Gemidos que brotaban desde lo más profundo de su vientre.
Sonidos crudos y primarios que era imposible fingir.
Sus ojos, medio en blanco, lo decían todo.
En cuanto empezó el sexo de verdad, se perdió por completo.
«Su cuerpo ya es lujurioso, pero sentirlo a través del sexo lo hace aún más excitante».
Sus pechos, más grandes que su cabeza, cautivaban mi mirada con cada vaivén.
La forma en que se sacudían con cada embestida era absolutamente hipnótica.
Tener un cuerpo tan lascivo y seguir siendo virgen durante 500 años.
¿No era eso una pérdida para su especie, un desperdicio?
—¡Aaahng!
¡Qué grande…!
¡Juu…!
Ohh… Para… Uuuk♥
La emoción de tener a esta gran dragona debajo de mí era embriagadora.
Un ser temido por los humanos durante siglos, una leyenda.
Una mujer respetada incluso por brujas geniales.
—¡Jaa…!
Ohh… ¡Mi coño se está volviendo loco…!
¡Por favor…!
¡Hng!
¡Jaaa!
Jadeando con gemidos lujuriosos cada vez que la polla se hundía en ella.
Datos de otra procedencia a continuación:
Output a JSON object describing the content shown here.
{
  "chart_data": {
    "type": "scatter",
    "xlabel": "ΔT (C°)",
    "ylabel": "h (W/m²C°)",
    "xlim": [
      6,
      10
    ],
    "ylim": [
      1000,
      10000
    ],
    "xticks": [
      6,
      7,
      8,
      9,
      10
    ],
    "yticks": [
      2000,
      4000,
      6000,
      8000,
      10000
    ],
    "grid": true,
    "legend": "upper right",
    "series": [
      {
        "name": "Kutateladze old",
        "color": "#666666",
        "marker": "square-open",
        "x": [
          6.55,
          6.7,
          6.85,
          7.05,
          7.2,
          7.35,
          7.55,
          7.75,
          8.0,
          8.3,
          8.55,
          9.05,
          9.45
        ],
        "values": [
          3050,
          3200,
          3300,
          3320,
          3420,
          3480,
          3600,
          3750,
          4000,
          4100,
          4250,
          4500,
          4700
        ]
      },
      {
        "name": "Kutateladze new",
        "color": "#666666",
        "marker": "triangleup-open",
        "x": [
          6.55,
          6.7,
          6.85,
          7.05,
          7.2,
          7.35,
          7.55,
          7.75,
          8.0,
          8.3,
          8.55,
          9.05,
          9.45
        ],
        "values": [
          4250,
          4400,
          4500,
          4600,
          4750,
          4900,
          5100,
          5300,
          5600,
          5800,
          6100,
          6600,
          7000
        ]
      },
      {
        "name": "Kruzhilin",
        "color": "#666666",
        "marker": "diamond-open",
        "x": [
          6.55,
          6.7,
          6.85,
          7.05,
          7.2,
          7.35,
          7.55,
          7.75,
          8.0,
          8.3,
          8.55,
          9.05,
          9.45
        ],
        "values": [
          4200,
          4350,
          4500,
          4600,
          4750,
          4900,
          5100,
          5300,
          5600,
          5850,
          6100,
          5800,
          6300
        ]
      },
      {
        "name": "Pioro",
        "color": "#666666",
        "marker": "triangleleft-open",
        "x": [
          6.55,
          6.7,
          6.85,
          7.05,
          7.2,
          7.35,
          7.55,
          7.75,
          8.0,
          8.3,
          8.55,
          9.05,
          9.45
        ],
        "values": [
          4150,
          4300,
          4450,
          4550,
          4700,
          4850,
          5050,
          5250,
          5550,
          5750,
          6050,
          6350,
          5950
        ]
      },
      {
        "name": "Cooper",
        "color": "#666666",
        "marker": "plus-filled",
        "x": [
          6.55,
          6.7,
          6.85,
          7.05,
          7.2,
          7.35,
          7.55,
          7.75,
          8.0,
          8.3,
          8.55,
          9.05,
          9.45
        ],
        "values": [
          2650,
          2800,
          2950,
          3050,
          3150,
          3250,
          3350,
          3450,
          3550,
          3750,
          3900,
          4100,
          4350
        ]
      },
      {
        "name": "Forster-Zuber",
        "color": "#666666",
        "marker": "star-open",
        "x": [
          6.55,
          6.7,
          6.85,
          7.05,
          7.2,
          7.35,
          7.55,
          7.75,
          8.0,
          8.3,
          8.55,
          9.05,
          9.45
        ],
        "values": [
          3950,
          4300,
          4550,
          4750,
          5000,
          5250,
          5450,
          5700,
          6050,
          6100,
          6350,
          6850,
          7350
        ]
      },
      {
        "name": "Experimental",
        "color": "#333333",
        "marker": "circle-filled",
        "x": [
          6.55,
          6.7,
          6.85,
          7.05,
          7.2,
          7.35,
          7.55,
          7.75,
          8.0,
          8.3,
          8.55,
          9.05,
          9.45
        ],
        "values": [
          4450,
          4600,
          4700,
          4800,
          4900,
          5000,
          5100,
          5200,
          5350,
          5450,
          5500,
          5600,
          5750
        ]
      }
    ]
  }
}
Abrumada por el placer incesante, se limitaba a ofrecer su coño y sus pechos, temblando.
«Nada supera la visión de una mujer indefensa bajo una polla que la embiste».
Ya no era la gran y temible dragona.
Solo una hembra tímida, perdida ante la polla que probaba por primera vez.
—¡Hng!
¡Hnng!
¡Jaaang♥!
Sentía placer mientras sus enormes pechos se sacudían con lascivia.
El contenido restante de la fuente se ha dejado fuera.